Louie DiPalma, Analyst

Great. And one final question. You previously I think mentioned how certain government users are using a commercial gateway. What is the status of Iridium finishing building out the US government dedicated gateway for Certus connectivity?

Matt Desch, CEO

Yes. So it's been dependent upon government budgets which start and stop. It looks like they're starting again, and so I expect that that will be completed next year, I mean I guess will be finally completed. I thought it would be this year. It hasn't stopped the government from buying services because they just buy it through the commercial gateway, but they would prefer to buy it through the government gateway.
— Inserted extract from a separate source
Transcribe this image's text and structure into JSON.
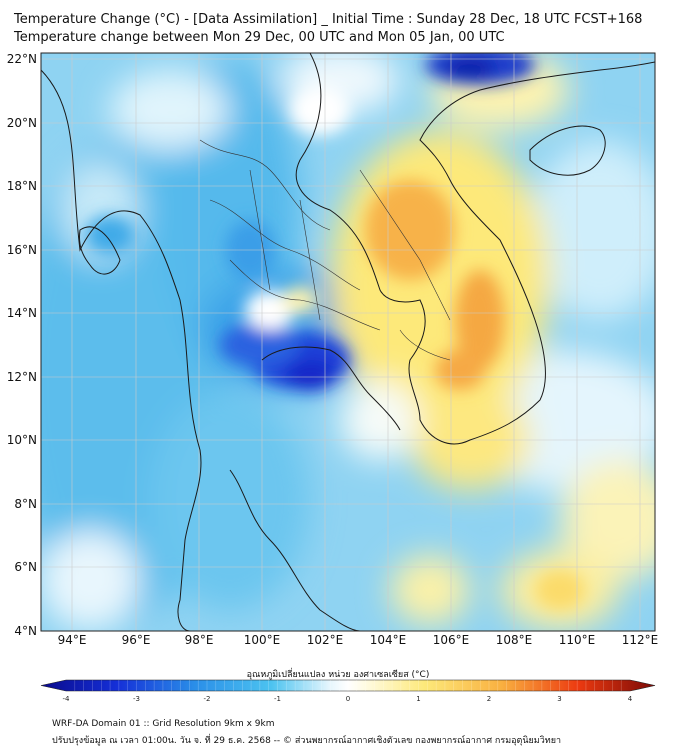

So, I know it will eventually be an additive to that. But we kind of wait for them to free up the money they need to sort of buy and contract for the work that needs to be done, but I believe that that's sort of on track to be done now. I think next year. Not necessarily at the end of next year, sometime in next year.

Louie DiPalma, Analyst

Sounds good. Thanks, everyone.

Matt Desch, CEO

Thanks, Louie.

Operator, Operator

This concludes our question-and-answer session. I would like to turn the conference back over to management for any closing remarks.

Matt Desch, CEO

Well, I'd say it was a good quarter. And I know we'll see you all I guess next in probably February as we wrap up the year and give you guidance for 2022. So, we look forward to seeing you all then and take care. Thanks.

Operator, Operator

The conference has now concluded. Thank you for attending today's presentation. You may now disconnect.